2014 10 09 : Bruce Machart – Le sillage de l’oubli

Le sillage de l’oubli est le premier roman de Bruce Machart. Quel coup de maître ! Je ne me souviens pas avoir lu de roman aussi puissant depuis plusieurs années.

Bruce Machart - Le sillage de l'oubliDès les premières lignes, nous voici transportés dans un pays et une époque d’une dureté qu’on peine à imaginer ; c’est précisément le mérite de ce roman de nous la faire ressentir de bout en bout, sans abus de style, sans pathos et surtout sans anachronismes psychologiques : ses personnages parlent, calculent, raisonnent, s’accordent, s’allient, se disputent et se battent avec les mentalités de l’époque, telles du moins qu’elles nous sont décrites par les historiens et les ethnologues.

L’intrigue, les intrigues enchevêtrées plutôt, s’espacent entre 1895 et 1924. Trente années, deux générations d’immigrés tchèques installant leurs fermes au Texas, élevant leurs chevaux ; leurs relations complexes avec les autres immigrés et avec les précédents maîtres des lieux et des terres, les hispano-mexicains.
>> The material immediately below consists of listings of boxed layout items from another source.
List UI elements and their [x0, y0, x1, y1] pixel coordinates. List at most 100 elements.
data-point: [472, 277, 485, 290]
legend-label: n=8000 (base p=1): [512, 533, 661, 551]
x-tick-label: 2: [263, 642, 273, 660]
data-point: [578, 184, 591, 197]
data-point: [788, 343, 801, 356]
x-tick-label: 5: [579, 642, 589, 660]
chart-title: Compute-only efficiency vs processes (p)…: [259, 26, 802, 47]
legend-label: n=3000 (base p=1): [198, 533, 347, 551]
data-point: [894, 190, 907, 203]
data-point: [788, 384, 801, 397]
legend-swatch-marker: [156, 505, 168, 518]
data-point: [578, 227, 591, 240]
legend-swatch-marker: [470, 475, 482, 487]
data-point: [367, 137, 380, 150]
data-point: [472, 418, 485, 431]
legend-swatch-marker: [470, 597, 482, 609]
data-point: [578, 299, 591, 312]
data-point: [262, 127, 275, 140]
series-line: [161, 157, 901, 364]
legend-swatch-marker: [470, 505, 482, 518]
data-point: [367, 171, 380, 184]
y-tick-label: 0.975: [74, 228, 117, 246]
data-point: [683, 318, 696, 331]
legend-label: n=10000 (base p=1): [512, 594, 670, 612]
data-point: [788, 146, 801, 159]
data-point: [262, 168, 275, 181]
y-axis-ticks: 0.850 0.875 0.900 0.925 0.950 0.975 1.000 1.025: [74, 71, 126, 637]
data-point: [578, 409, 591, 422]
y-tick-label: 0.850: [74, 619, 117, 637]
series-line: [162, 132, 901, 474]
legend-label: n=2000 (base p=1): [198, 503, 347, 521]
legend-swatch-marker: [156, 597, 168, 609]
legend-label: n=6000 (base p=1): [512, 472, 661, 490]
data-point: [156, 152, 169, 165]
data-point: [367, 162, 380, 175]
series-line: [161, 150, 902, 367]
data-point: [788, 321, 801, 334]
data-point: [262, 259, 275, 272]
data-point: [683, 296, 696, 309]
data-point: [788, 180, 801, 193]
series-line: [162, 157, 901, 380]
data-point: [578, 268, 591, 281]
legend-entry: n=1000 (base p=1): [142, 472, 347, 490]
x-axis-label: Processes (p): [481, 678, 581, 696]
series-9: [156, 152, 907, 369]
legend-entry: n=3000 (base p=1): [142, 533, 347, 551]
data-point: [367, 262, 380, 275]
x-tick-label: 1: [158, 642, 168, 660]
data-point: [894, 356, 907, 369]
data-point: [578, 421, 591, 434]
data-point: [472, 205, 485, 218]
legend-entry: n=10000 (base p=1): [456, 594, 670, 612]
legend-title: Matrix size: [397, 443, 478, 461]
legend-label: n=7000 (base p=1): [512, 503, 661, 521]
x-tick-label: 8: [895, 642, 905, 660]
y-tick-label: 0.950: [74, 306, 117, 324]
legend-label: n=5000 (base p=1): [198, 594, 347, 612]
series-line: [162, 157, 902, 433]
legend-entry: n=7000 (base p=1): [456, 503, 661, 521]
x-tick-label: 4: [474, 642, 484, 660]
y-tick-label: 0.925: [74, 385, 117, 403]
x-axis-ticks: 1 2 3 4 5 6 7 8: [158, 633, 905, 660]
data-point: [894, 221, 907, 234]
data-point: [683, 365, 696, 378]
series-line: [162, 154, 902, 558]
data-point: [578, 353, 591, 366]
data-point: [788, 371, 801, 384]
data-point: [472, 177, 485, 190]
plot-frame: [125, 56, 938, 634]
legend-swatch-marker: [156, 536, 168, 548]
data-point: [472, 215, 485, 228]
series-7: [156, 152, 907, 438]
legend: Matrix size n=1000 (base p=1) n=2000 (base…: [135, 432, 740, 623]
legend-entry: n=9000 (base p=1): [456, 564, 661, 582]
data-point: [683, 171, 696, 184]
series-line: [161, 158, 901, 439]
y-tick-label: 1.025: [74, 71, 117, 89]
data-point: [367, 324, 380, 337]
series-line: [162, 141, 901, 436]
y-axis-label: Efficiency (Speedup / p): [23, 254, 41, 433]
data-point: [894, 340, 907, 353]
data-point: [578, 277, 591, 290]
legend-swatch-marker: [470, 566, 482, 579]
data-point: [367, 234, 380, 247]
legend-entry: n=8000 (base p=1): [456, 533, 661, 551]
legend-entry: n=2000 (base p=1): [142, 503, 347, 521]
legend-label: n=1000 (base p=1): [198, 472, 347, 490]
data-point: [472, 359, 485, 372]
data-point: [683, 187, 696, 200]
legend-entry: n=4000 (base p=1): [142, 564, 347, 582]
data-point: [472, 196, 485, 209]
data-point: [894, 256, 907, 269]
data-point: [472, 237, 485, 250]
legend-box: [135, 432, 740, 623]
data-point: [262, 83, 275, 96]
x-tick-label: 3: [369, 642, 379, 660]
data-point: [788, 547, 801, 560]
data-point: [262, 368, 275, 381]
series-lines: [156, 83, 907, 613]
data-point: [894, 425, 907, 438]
On ne résume pas cette histoire violente, cruelle, ayant pour épicentre la tyrannie d’un père veuf sur ses fils qui le craignent et le haïssent ; leur seule passion commune, tout aussi rude, étant celle des chevaux. Même l’amour, conjugal ou extra-conjugal, en ce temps et en ces lieux était violent, dur, sans romantisme.

Il n’y a dans le récit ni personnages historiques ni épopée grandiose : simplement une intrigue ordinaire et banale ; mais cette banalité paradoxalement en constitue la puissance, tout comme sa profonde véracité ; une constante subtilité nuance la rudesse des personnages et la dureté des situations.

Tous les chapitres sont de la même intensité, si bien qu’on ne peut lire le roman que d’une traite. S’il fallait toutefois en signaler deux plus forts encore que les autres, je proposerais la course de cheval entre Karel et « la fille » (puisque son prénom n’est pas même prononcé) et la bagarre qui s’en suit (p. 131). Et, dans un registre apparemment différent quoique tout aussi âpre et violent, la partie de sexe entre Karel et Graciela ‑ car cette fois la femme est nommée ‑ d’autant plus remarquable que le sexe est rarement bien évoqué en littérature (p. 277).

Bruce Machart -5321bc06ced29L’auteur est lui-même né au Texas où son grand-père puis son père furent agriculteurs, dans le comté où se déroule le roman. On comprend mieux alors pourquoi ce récit est si fort, semble si juste.